The music may have been different, but the meaning was the same.
From North to South, Italians have been gathering on their balconies singing songs celebrating the spirit of their towns and their country during their most trying week yet since COVID-19 hit Italian shores.
“We are learning that if we are united, we can defeat this,” said Giorgia Montella, a tour guide from Salerno, Campania. “We are a loving people. We love others. What’s getting me through this is that one day, hopefully soon, I will be able to hug my friends again.”
This past week, Prime Minister Giuseppe Conte placed the entire country in lock down as a way to contain COVID-19. This measure affects approximately 60 million people and provides sanctions of up to three months in prison for those who violate the decree. Italians are allowed to leave their homes only for emergencies or for proven working needs, which must be pre-approved. All gyms, swimming pools, spas and wellness centers are closed. Those needing essential items are allowed to go to the grocery store or pharmacy, but are only allowed in one at a time. All civil and religious ceremonies, including funerals, have been suspended, as have been all organized events.

Conte’s measures have been described as the largest lockdown in European history as well as the most aggressive response to COVID-19 taken in any region beyond China. To date, there are 17,660 confirmed cases of COVID-19 in Italy, with 1,266 deaths, and 1,439 recoveries, leaving 14,955 active cases.
Montella explained that, as a tour guide, her busy season begins in late March. As a result of COVID-19, tourists are cancelling their reservations with her for the foreseeable future. Now, due to restrictions placed on American travel to Europe by the United States, she’s not sure if her business will survive.
“It’s chaos over here,” she said. “Our economy is at its knees and this all feels like a bad dream. We’re all afraid of getting sick, too. We don’t know what the future will bring.”
Like many schools throughout the United States, Italian schools are moving to online learning. According to Flavia Varbaro, a teacher in Reggio Calabria, this move brings problems of its own.
“We’re following the rules our government has put in place because we’re afraid of the virus and what it can do,” she said. “My school has asked us to teach from home and hold classes remotely, but, unfortunately, not every student has the right equipment or technology to make the switch to online learning. It’s a very trying time.”
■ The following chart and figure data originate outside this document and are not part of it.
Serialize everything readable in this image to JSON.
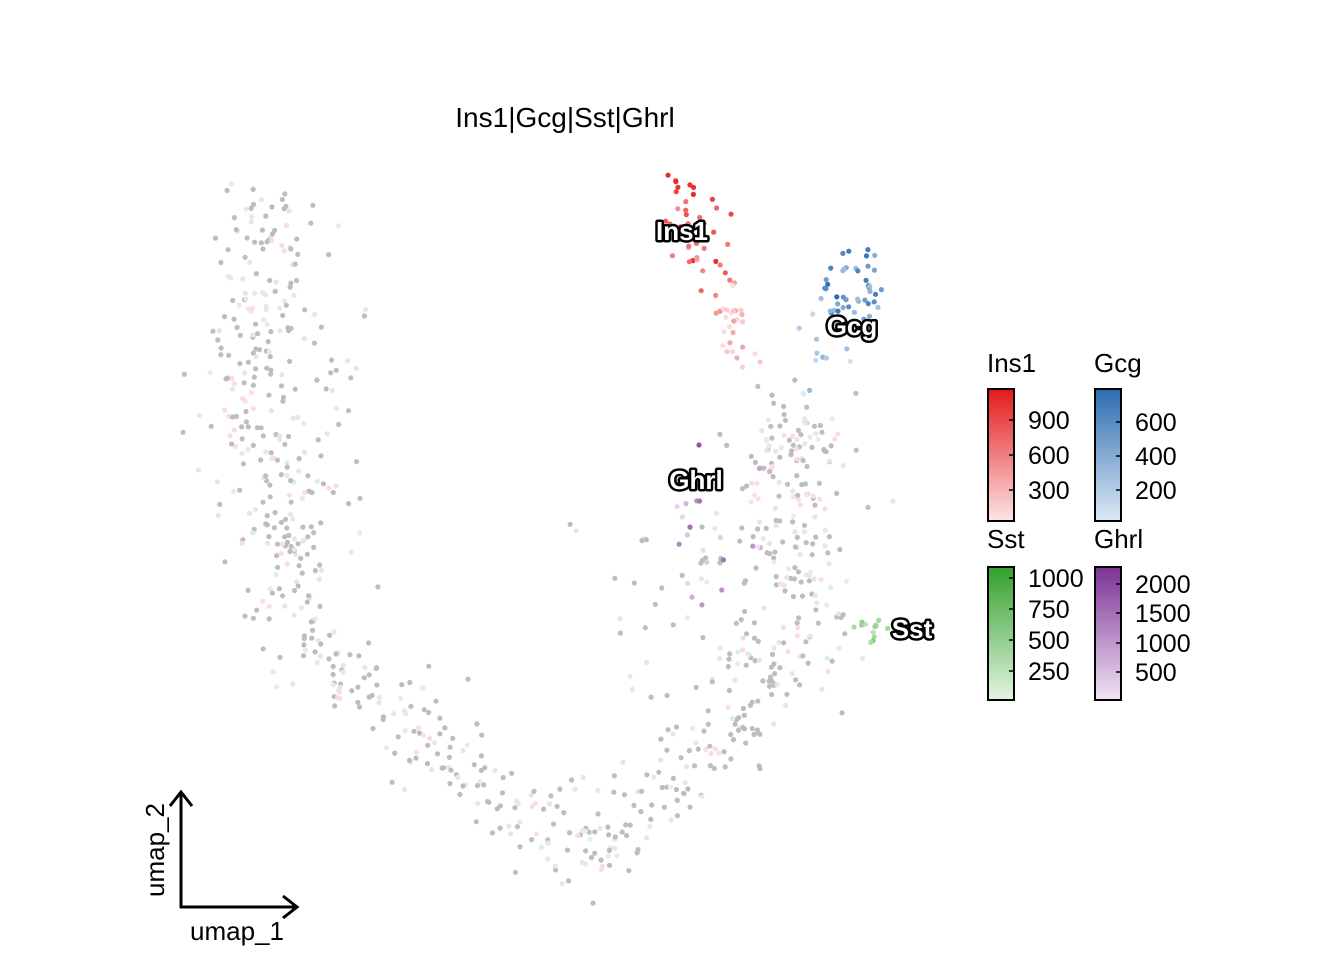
{
  "chart_data": {
    "type": "scatter",
    "title": "Ins1|Gcg|Sst|Ghrl",
    "xlabel": "umap_1",
    "ylabel": "umap_2",
    "grid": false,
    "axes_style": "arrows only, no ticks",
    "background_color": "#bdbdbd",
    "features": [
      {
        "name": "Ins1",
        "color": "#e41a1c",
        "low_color": "#fbdbdc",
        "legend_ticks": [
          "900",
          "600",
          "300"
        ],
        "label": "Ins1"
      },
      {
        "name": "Gcg",
        "color": "#2c6db0",
        "low_color": "#d8e6f5",
        "legend_ticks": [
          "600",
          "400",
          "200"
        ],
        "label": "Gcg"
      },
      {
        "name": "Sst",
        "color": "#33a02c",
        "low_color": "#def2dc",
        "legend_ticks": [
          "1000",
          "750",
          "500",
          "250"
        ],
        "label": "Sst"
      },
      {
        "name": "Ghrl",
        "color": "#7b3294",
        "low_color": "#eedff2",
        "legend_ticks": [
          "2000",
          "1500",
          "1000",
          "500"
        ],
        "label": "Ghrl"
      }
    ],
    "legend_placement": "right",
    "approx_cell_count": 1000
  }
}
In Lombardia, the epicenter of COVID-19’s spread across Italy, the mood is uncertain, as Paul Pontecorvo, an Italian American who now lives in Milan, explained.

“There’s an economic uncertainty because the Italian workforce isn’t used to working from home,” he said. “The virus is dictating a very different kind of life right now.”
“This will most certainly knock Italy into a recession,” he continued. “The medical system is so taxed that they are having to triage people based on their chances of survival. There’s a non-preparedness for what’s going on, because they never expected it.”
What is most different in Italy is just how quiet things have become and how Italians are now adjusting to their temporary “new normal.”
“The silence is deafening,” said Egea Caruso of Rome. “You’re truly breathing another air right now. But, in all of us, there’s a hope that Italy will come out of this nightmare stronger than ever. We will be a new nation. We will have a stronger belief in ourselves and we will be even more determined to move forward.”